Hello guys, I need some help. However I try to use OpenACC directives in my code, I can compile it, but I can’t get it to work at all. My code plots Mandelbrot set using SFML graphics, and I am trying to do all of my calculations on gpu using OpenACC, put them in array of rgb colors and then plot the image using that array. I think I managed to construct the array so that each iteration of the loop that calculates rgb color writes that color in it’s own elements in array (for each pixel color there are 4 elements in imageColor array → r,g,b,alpha). Code works as expected when I compile it using -ta=host. All my code is located at: GitHub - uros97/mandelbrot: Mandelbrot project. File with code is mandelbrot.cpp. When I compile it using -ta=tesla:managed it gives following compiler output :
mandelbrot(double, double):
42, Generating implicit acc routine seq
Generating acc routine seq
Generating Tesla code
updateImageSlice(double, double, double, int, int):
94, Generating copy(imageColors[:2400000],colors[:384]) [if not already present]
Generating Tesla code
95, #pragma acc loop gang /* blockIdx.x /
99, #pragma acc loop vector(128) / threadIdx.x */
105, Generating implicit reduction(+:imag)

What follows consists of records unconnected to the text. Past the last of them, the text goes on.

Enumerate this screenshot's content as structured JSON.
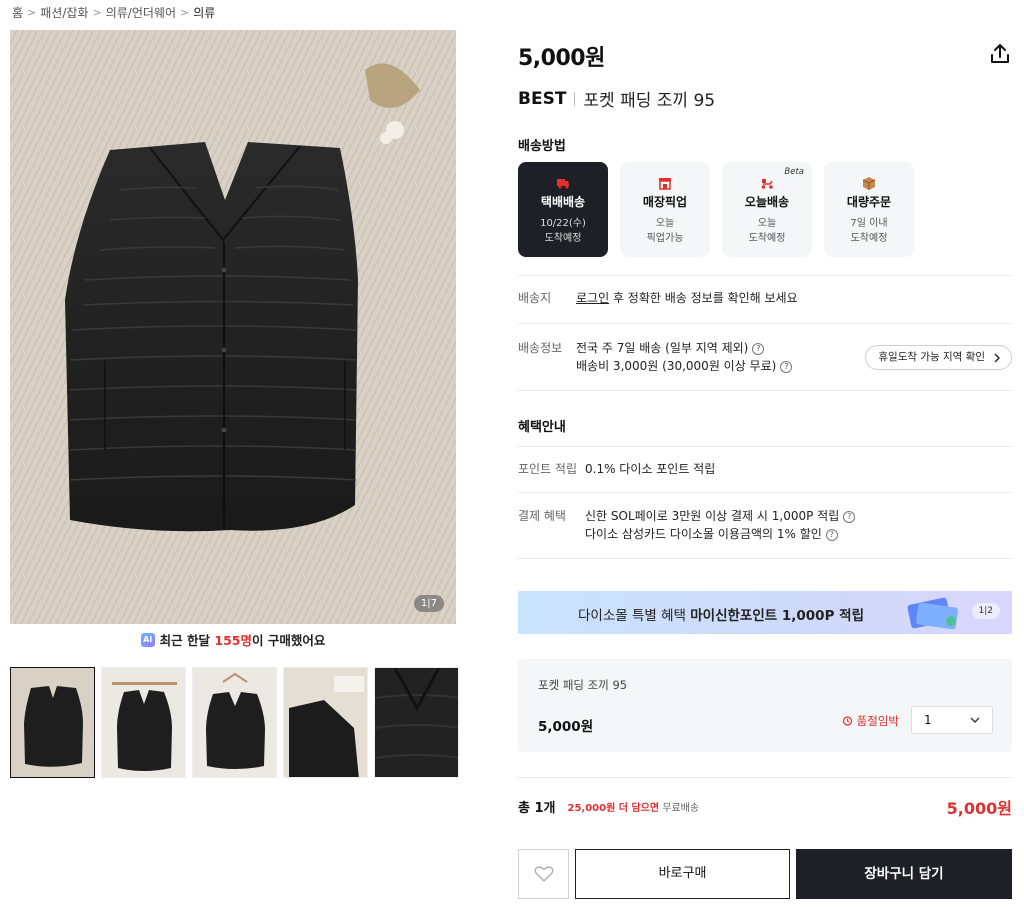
{
  "breadcrumb": {
    "items": [
      "홈",
      "패션/잡화",
      "의류/언더웨어",
      "의류"
    ],
    "separator": ">"
  },
  "gallery": {
    "counter": "1|7",
    "thumbnail_count": 5
  },
  "purchase_notice": {
    "ai_badge": "AI",
    "prefix": "최근 한달 ",
    "count": "155명",
    "suffix": "이 구매했어요"
  },
  "product": {
    "price": "5,000원",
    "badge": "BEST",
    "name": "포켓 패딩 조끼 95"
  },
  "shipping": {
    "title": "배송방법",
    "options": [
      {
        "label": "택배배송",
        "line1": "10/22(수)",
        "line2": "도착예정",
        "icon": "truck-icon",
        "active": true
      },
      {
        "label": "매장픽업",
        "line1": "오늘",
        "line2": "픽업가능",
        "icon": "store-icon",
        "active": false
      },
      {
        "label": "오늘배송",
        "line1": "오늘",
        "line2": "도착예정",
        "icon": "scooter-icon",
        "active": false,
        "tag": "Beta"
      },
      {
        "label": "대량주문",
        "line1": "7일 이내",
        "line2": "도착예정",
        "icon": "box-icon",
        "active": false
      }
    ],
    "destination_label": "배송지",
    "destination_link": "로그인",
    "destination_text": " 후 정확한 배송 정보를 확인해 보세요",
    "info_label": "배송정보",
    "info_line1": "전국 주 7일 배송 (일부 지역 제외)",
    "info_line2": "배송비 3,000원 (30,000원 이상 무료)",
    "holiday_button": "휴일도착 가능 지역 확인"
  },
  "benefits": {
    "title": "혜택안내",
    "point_label": "포인트 적립",
    "point_value": "0.1% 다이소 포인트 적립",
    "payment_label": "결제 혜택",
    "payment_line1": "신한 SOL페이로 3만원 이상 결제 시 1,000P 적립",
    "payment_line2": "다이소 삼성카드 다이소몰 이용금액의 1% 할인"
  },
  "banner": {
    "text_plain": "다이소몰 특별 혜택 ",
    "text_bold": "마이신한포인트 1,000P 적립",
    "counter": "1|2"
  },
  "option_box": {
    "name": "포켓 패딩 조끼 95",
    "price": "5,000원",
    "soldout": "품절임박",
    "quantity": "1"
  },
  "total": {
    "count": "총 1개",
    "more": "25,000원 더 담으면",
    "free": " 무료배송",
    "price": "5,000원"
  },
  "buttons": {
    "buy_now": "바로구매",
    "add_cart": "장바구니 담기"
  },
  "colors": {
    "accent_red": "#e0302f",
    "dark": "#1d2127"
  }
}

107, Generating implicit reduction(+:real)
46, Loop carried scalar dependence for …inline at line 46,52,47
53, Accelerator restriction: induction variable live-out from loop: …inline
54, Accelerator restriction: induction variable live-out from loop: …inline
99, Loop is parallelizable
I realize that output for scalar dependence and accelerator restrictions is because loop in mandelbrot function does not have independent iterations, so when I put #pragma acc loop seq for that part, compiler gives following output without those warnings for dependence and out of loop variable:
mandelbrot(double, double):
42, Generating implicit acc routine seq
Generating acc routine seq
Generating Tesla code
updateImageSlice(double, double, double, int, int):
94, Generating copy(imageColors[:2400000],colors[:384]) [if not already present]
Generating Tesla code
95, #pragma acc loop gang /* blockIdx.x /
99, #pragma acc loop vector(128) / threadIdx.x */
105, Generating implicit reduction(+:imag)
107, Generating implicit reduction(+:real)
99, Loop is parallelizable
However, in both cases, when I run the compiled programe, I get the following error:
Failing in Thread:1
call to cuStreamSynchronize returned error 700: Illegal address during kernel execution
From the research I did, I can assume that the problem has something to do with pointers pointing to host memory instead of gpu, however, I tried various different approaches to copying and deleting data to and from GPU, but every time I manage to compile, but not run the programe. Also I left some commented pragmas of what I tried to do, I tried many different copies with various loops, so some are left commented. Any help or advice is appreciated, and thank you in advance.